Inaugural Discourse by Julio Rey Pastor


The following is a translation of the beginning of: Julio Rey Pastor, Is it the progress of Spain in science, or is it the progress of science in Spain?, Spanish Association for the Progress of Science (Madrid, 1915).

Sirs,

The title of our Association invites us in these discourses, to concern ourselves with the progress of science in relation to Spain. However it occurs to me to ask: What is the objective of this Association? Is it the progress of Spain in science, or is it the progress of science in Spain? In other words: Are we able to collaborate yet in universal Science, or should we still be limiting ourselves to the assimilation of it?

Spanish mathematicians may be classified into two groups with respect to their vision of this vital problem.

First: Modern men, that is to say, lovers of progress, who have understood our position and wish to improve it.

Second: Those who negate the necessity of progress; some of whom because they are not modern since they do not recognise the European mathematical culture; others, who are ignorant and ignore the necessity despite knowledge of this culture through travel or lectures; and others still who are not acquainted with this culture and are not modern, nor would be even if they did recognise it.

It is easy to predict then, the attitude of the second group, upon hearing for the hundredth time that tiresome word: revision. Lovers of the semi-darkness, like spiders, they do not tolerate a single ray of light, which could illuminate the half-light of their comfortable position, obliging them perhaps to leave it.

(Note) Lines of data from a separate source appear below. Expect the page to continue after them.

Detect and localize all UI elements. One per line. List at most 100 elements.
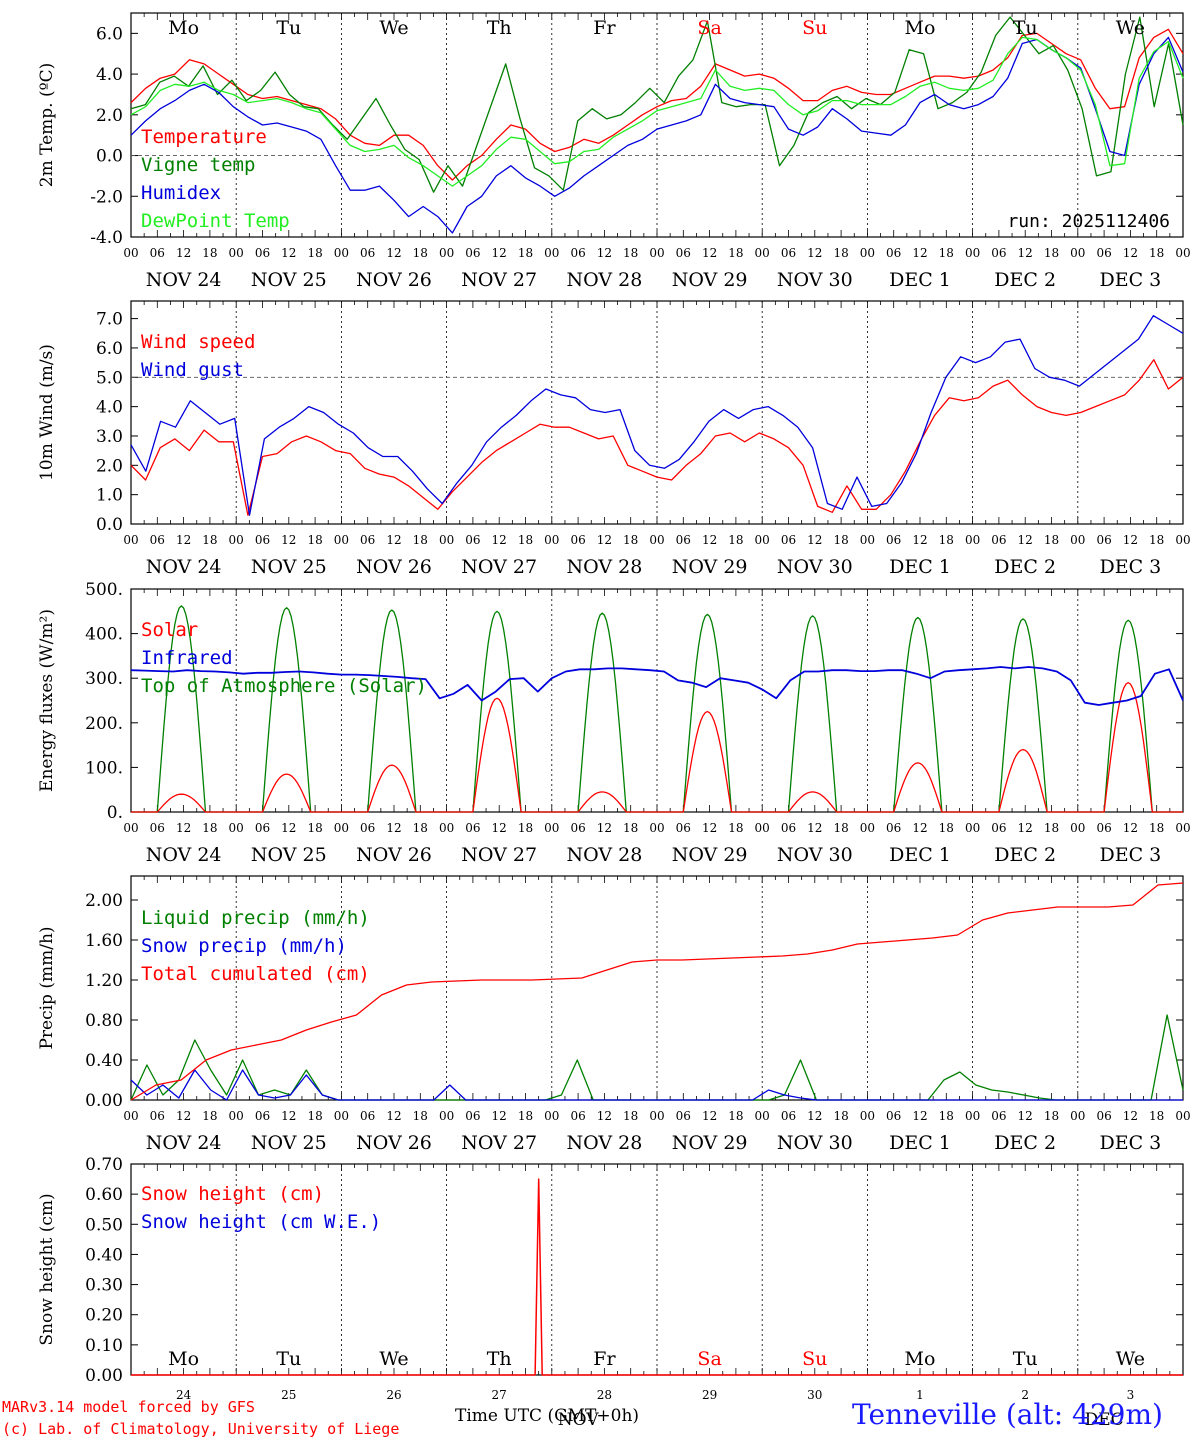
date-label: NOV 29 — [672, 556, 748, 578]
hour-label: 12 — [1018, 1109, 1033, 1123]
hour-label: 00 — [439, 821, 454, 835]
y-tick-label: 7.0 — [96, 310, 123, 330]
date-label: DEC 3 — [1100, 556, 1162, 578]
legend-dewpoint-temp: DewPoint Temp — [141, 210, 290, 232]
hour-label: 06 — [465, 821, 480, 835]
hour-label: 06 — [781, 533, 796, 547]
hour-label: 06 — [781, 246, 796, 260]
weekday-label: Su — [802, 17, 827, 39]
panel-precip-y-title: Precip (mm/h) — [37, 926, 57, 1049]
hour-label: 12 — [492, 821, 507, 835]
weekday-label: Tu — [276, 17, 301, 39]
hour-label: 18 — [833, 821, 848, 835]
line-snow-precip-mm-h — [130, 1069, 1183, 1101]
hour-label: 12 — [1123, 533, 1138, 547]
hour-label: 00 — [334, 821, 349, 835]
weekday-label: Mo — [168, 17, 199, 39]
legend-infrared: Infrared — [141, 647, 233, 669]
date-label: DEC 2 — [994, 844, 1056, 866]
hour-label: 00 — [439, 246, 454, 260]
hour-label: 12 — [597, 246, 612, 260]
hour-label: 18 — [1149, 533, 1164, 547]
y-tick-label: 3.0 — [96, 427, 123, 447]
hour-label: 18 — [202, 1109, 217, 1123]
station-label: Tenneville (alt: 429m) — [852, 1398, 1163, 1431]
date-label: NOV 26 — [356, 269, 432, 291]
hour-label: 18 — [202, 821, 217, 835]
date-label: DEC 2 — [994, 269, 1056, 291]
hour-label: 00 — [334, 1109, 349, 1123]
y-tick-label: 2.00 — [85, 891, 123, 911]
legend-total-cumulated-cm: Total cumulated (cm) — [141, 963, 370, 985]
hour-label: 12 — [386, 1109, 401, 1123]
hour-label: 12 — [386, 533, 401, 547]
hour-label: 00 — [1070, 821, 1085, 835]
hour-label: 06 — [570, 821, 585, 835]
hour-label: 18 — [1044, 246, 1059, 260]
weekday-label: Sa — [697, 1348, 721, 1370]
y-tick-label: 100. — [85, 758, 123, 778]
weekday-label: Su — [802, 1348, 827, 1370]
hour-label: 12 — [492, 246, 507, 260]
date-number: 2 — [1021, 1388, 1029, 1402]
legend-humidex: Humidex — [141, 182, 221, 204]
hour-label: 06 — [676, 821, 691, 835]
hour-label: 00 — [1070, 1109, 1085, 1123]
x-axis-title: Time UTC (GMT+0h) — [455, 1406, 640, 1426]
hour-label: 00 — [965, 246, 980, 260]
date-label: NOV 27 — [461, 556, 537, 578]
date-label: NOV 27 — [461, 844, 537, 866]
weekday-label: Tu — [1013, 1348, 1038, 1370]
line-top-of-atmosphere-solar — [131, 605, 1183, 813]
hour-label: 18 — [413, 533, 428, 547]
hour-label: 00 — [755, 821, 770, 835]
hour-label: 18 — [833, 1109, 848, 1123]
hour-label: 12 — [702, 246, 717, 260]
y-tick-label: 6.0 — [96, 24, 123, 44]
y-tick-label: 0.70 — [85, 1155, 123, 1175]
hour-label: 06 — [570, 246, 585, 260]
hour-label: 12 — [912, 533, 927, 547]
hour-label: 12 — [1123, 1109, 1138, 1123]
date-label: DEC 3 — [1100, 1132, 1162, 1154]
hour-label: 18 — [518, 821, 533, 835]
y-tick-label: 0.50 — [85, 1215, 123, 1235]
hour-label: 06 — [150, 533, 165, 547]
date-label: NOV 27 — [461, 269, 537, 291]
y-tick-label: -2.0 — [90, 187, 123, 207]
hour-label: 00 — [1175, 1109, 1190, 1123]
date-label: NOV 30 — [777, 844, 853, 866]
hour-label: 18 — [202, 533, 217, 547]
date-number: 1 — [916, 1388, 924, 1402]
hour-label: 12 — [281, 1109, 296, 1123]
hour-label: 06 — [886, 1109, 901, 1123]
hour-label: 18 — [1044, 821, 1059, 835]
hour-label: 06 — [676, 1109, 691, 1123]
date-label: DEC 1 — [889, 1132, 951, 1154]
weekday-label: Mo — [168, 1348, 199, 1370]
hour-label: 00 — [334, 246, 349, 260]
hour-label: 06 — [360, 533, 375, 547]
hour-label: 00 — [649, 246, 664, 260]
hour-label: 06 — [781, 1109, 796, 1123]
hour-label: 12 — [702, 533, 717, 547]
hour-label: 12 — [702, 821, 717, 835]
model-credit: MARv3.14 model forced by GFS — [2, 1398, 255, 1416]
hour-label: 06 — [886, 533, 901, 547]
hour-label: 06 — [991, 246, 1006, 260]
hour-label: 00 — [755, 1109, 770, 1123]
hour-label: 00 — [1175, 821, 1190, 835]
hour-label: 12 — [1123, 821, 1138, 835]
month-label: NOV — [558, 1410, 600, 1430]
hour-label: 00 — [860, 821, 875, 835]
hour-label: 18 — [1044, 533, 1059, 547]
hour-label: 00 — [860, 533, 875, 547]
weekday-label: Tu — [1013, 17, 1038, 39]
y-tick-label: 300. — [85, 669, 123, 689]
line-total-cumulated-cm — [130, 882, 1184, 1101]
hour-label: 18 — [1149, 246, 1164, 260]
hour-label: 18 — [939, 1109, 954, 1123]
hour-label: 06 — [150, 1109, 165, 1123]
hour-label: 06 — [886, 246, 901, 260]
hour-label: 00 — [860, 1109, 875, 1123]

They speak to us of patriotism, they whom have produced nothing useful, believing, without a doubt, that the patria is improved through books and vindicating speeches composed of rhetorical falsehoods. They speak to us of "deeply rooted national traditions, which ought not to be destroyed nor erased" as if we were able to assert influence over the geographical factor in a discipline so essentially international as mathematics.

We direct ourselves then, only to those of the first group, those of a modern spirit, lovers of progress, and therefore patriots, but patriots with facts not discourse. We begin then by looking at the progress of Spain in Mathematical Science throughout the 19th century.

The year 1845 is often highlighted as the birth of science in our nation. The wars of Independence, followed by the revolution and later, a civil war provided a particularly non-propitious environment in the first half of the century and severely hindered the tranquil cultivation of science.

Prior to this date, Scholasticism was the prevailing form of university tuition in physics and mathematics. "Everything was reduced", according to the erudite Vicuña, "so that any serious father, or curious layman, could read a book in Latin concerning mathematical or physical matters. The Physical-mathematical Sciences were reduced to: An extract of geometry by Euclid, a summary of arithmetic, notions on cosmology or on music, dissertations on natural phenomena, and almost nothing about algebra. Empirical rules substituted theoretical investigation, and in Salamanca they gave lessons in singing instead of in the acoustic theory of music."

The importance attached to the date 1845, lies in the reorganization of university tuition in the Physical and Mathematical sciences, which created a special section within the faculty of Philosophy; and, furthermore, in the foundation (in 1847) of the Royal Academy of Sciences in Madrid.

Unfortunately, any form of organization is useless unless there are men capable of representing it; and although there was an attempt to choose a committee of the most lucid personnel available, the chosen men, educated in old-school Mathematics, could not easily comprehend or introduce new ideas. However, it is true that before the plan in 1845, we were, culturally speaking, three hundred years behind the rest of Europe and it is therefore fair to earmark this esteemed progress.

This development continued at a steady rate, aided by the Moyano Law of 1857, which created the Faculty of Sciences and amplified the study of Mathematics. Additionally it established a section for Exact Sciences and began publishing extracts from French science papers, which, although basic, served to awaken curiosity for the study of mathematics.